Elasticsearch實踐（一）：基礎入門

本文轉載自查看原文 2018-10-21 19:27 988 Elasticsearch/ ELK

本文以 Elasticsearch 6.2.4為例。

注：最新（截止到2018-09-23）的 Elasticsearch 是 6.4.1。5.x系列和6.x系列雖然有些區別，但基本用法是一樣的。

官方文檔：
https://www.elastic.co/guide/en/elasticsearch/reference/6.2/

安裝

安裝比較簡單。分兩步：

配置JDK環境
安裝Elasticsearch

Elasticsearch 依賴 JDK環境，需要系統先下載安裝 JDK 並配置 JAVA_HOME 環境變量。JDK 版本推薦：1.8.0系列。地址：https://www.oracle.com/technetwork/java/javase/downloads/jdk8-downloads-2133151.html

安裝JDk

Linux:

$ yum install -y java-1.8.0-openjdk

配置環境變量，需要修改/etc/profile，增加：

JAVA_HOME=/usr/lib/jvm/java-1.8.0-openjdk-1.8.0.181-3.b13.el6_10.x86_64
PATH=$JAVA_HOME/bin:$PATH
CLASSPATH=.:$JAVA_HOME/lib/dt.jar:$JAVA_HOME/lib/tools.jar
JAVACMD=/usr/bin/java
export JAVA_HOME JAVACMD CLASSPATH PATH

然后使之生效：

source /etc/profile

Windows:

安裝包地址：
http://download.oracle.com/otn-pub/java/jdk/8u191-b12/2787e4a523244c269598db4e85c51e0c/jdk-8u191-windows-x64.exe

下載並配置JDK環境變量

JAVA_HOME=C:\Program Files\Java\jdk1.8.0_101

CLASSPATH=.;%JAVA_HOME%\lib;.;%JAVA_HOME%\lib\dt.jar;%JAVA_HOME%\lib\tools.jar;

安裝Elasticsearch

Elasticsearch 安裝只需要下載二進制壓縮包包，解壓即可使用。需要特別注意的是版本號，如果還要安裝Kibana及插件，需要注意選用一樣的版本號。

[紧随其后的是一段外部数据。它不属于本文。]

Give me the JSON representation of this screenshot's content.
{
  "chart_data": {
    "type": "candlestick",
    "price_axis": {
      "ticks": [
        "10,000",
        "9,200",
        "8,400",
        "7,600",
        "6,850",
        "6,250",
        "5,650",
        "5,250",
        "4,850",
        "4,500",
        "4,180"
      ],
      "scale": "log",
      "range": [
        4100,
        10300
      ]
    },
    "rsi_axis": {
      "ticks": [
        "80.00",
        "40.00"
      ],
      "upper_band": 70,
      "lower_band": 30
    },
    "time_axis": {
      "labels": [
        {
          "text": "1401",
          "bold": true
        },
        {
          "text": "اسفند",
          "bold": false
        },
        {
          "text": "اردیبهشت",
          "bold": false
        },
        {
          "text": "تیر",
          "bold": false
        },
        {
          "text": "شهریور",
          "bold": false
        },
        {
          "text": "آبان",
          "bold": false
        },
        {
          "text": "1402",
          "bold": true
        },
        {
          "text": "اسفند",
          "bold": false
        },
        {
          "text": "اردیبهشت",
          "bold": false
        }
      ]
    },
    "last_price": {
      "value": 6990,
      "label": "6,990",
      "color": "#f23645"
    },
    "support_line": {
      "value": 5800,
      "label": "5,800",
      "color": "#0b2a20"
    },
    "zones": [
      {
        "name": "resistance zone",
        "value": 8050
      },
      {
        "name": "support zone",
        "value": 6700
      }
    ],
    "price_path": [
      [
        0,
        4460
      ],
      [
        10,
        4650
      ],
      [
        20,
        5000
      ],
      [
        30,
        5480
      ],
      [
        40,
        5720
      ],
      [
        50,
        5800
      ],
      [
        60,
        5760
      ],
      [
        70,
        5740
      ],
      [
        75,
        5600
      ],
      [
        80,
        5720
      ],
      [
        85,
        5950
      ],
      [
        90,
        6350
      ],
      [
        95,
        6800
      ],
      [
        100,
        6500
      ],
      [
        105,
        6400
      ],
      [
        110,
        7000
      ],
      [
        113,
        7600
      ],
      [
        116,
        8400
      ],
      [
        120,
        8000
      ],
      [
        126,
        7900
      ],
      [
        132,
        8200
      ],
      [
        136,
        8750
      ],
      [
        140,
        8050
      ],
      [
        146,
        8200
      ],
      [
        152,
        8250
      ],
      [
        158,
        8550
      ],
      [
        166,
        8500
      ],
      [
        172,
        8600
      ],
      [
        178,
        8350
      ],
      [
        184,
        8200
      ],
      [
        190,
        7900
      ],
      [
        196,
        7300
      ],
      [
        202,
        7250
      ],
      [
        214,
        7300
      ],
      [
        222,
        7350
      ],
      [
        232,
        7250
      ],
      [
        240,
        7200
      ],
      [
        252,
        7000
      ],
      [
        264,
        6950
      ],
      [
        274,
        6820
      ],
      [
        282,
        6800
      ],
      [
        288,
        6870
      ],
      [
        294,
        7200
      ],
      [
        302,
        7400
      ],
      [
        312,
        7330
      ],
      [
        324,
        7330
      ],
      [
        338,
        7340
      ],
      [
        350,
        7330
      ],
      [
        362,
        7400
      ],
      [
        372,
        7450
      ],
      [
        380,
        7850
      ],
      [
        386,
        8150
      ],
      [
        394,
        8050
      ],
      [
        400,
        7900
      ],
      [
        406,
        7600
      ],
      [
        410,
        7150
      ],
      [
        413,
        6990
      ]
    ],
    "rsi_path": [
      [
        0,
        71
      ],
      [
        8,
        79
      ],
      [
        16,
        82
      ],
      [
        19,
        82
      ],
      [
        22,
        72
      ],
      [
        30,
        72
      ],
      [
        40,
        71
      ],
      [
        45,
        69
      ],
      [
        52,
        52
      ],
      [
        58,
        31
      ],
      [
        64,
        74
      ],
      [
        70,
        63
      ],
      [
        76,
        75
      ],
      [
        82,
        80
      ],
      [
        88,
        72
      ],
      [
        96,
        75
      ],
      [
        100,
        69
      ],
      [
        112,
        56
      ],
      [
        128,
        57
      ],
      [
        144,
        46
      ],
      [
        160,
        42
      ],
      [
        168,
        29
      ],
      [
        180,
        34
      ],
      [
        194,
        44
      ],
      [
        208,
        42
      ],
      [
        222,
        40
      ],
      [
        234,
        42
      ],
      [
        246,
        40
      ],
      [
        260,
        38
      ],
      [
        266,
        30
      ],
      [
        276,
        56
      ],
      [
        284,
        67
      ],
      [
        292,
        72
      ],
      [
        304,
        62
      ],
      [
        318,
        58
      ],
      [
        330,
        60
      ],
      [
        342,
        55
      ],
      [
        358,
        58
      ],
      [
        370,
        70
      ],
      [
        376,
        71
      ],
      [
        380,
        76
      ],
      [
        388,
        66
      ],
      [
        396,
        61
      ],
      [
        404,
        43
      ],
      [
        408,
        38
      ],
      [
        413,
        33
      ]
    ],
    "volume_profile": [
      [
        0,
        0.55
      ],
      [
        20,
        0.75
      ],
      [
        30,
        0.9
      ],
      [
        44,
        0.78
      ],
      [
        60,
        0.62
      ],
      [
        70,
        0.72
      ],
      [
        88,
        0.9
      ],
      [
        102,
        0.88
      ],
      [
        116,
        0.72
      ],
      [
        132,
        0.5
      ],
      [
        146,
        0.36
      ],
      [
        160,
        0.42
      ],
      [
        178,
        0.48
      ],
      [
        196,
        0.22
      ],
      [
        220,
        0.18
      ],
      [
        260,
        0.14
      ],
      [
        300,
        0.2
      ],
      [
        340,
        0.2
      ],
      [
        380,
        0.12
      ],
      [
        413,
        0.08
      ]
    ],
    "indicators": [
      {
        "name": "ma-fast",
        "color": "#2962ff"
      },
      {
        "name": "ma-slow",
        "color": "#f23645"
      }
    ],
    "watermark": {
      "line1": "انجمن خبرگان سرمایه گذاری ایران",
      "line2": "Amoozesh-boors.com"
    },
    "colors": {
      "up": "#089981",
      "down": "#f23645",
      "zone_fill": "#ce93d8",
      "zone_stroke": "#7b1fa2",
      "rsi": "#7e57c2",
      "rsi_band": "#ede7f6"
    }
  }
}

安裝包下載：https://artifacts.elastic.co/downloads/elasticsearch/elasticsearch-6.2.4.tar.gz

這個頁面有 Elasticsearch 所有版本的下載：https://www.elastic.co/downloads/past-releases

下載后解壓到指定目錄，進入到 bin 目錄，就可以運行 Elasticsearch 了：
Linux:

./elasticsearch

Windows:

elasticsearch.bat

Windows也可以安裝為系統服務：

D:\work\elk\elasticsearch-6.2.4\bin>elasticsearch-service.bat
Usage: elasticsearch-service.bat install|remove|start|stop|manager [SERVICE_ID]

elasticsearch-service.bat install
elasticsearch-service.bat start

elasticsearch-service.bat stop
elasticsearch-service.bat remove

瀏覽器訪問：http://127.0.0.1:9200，如果返回version等信息，說明安裝成功。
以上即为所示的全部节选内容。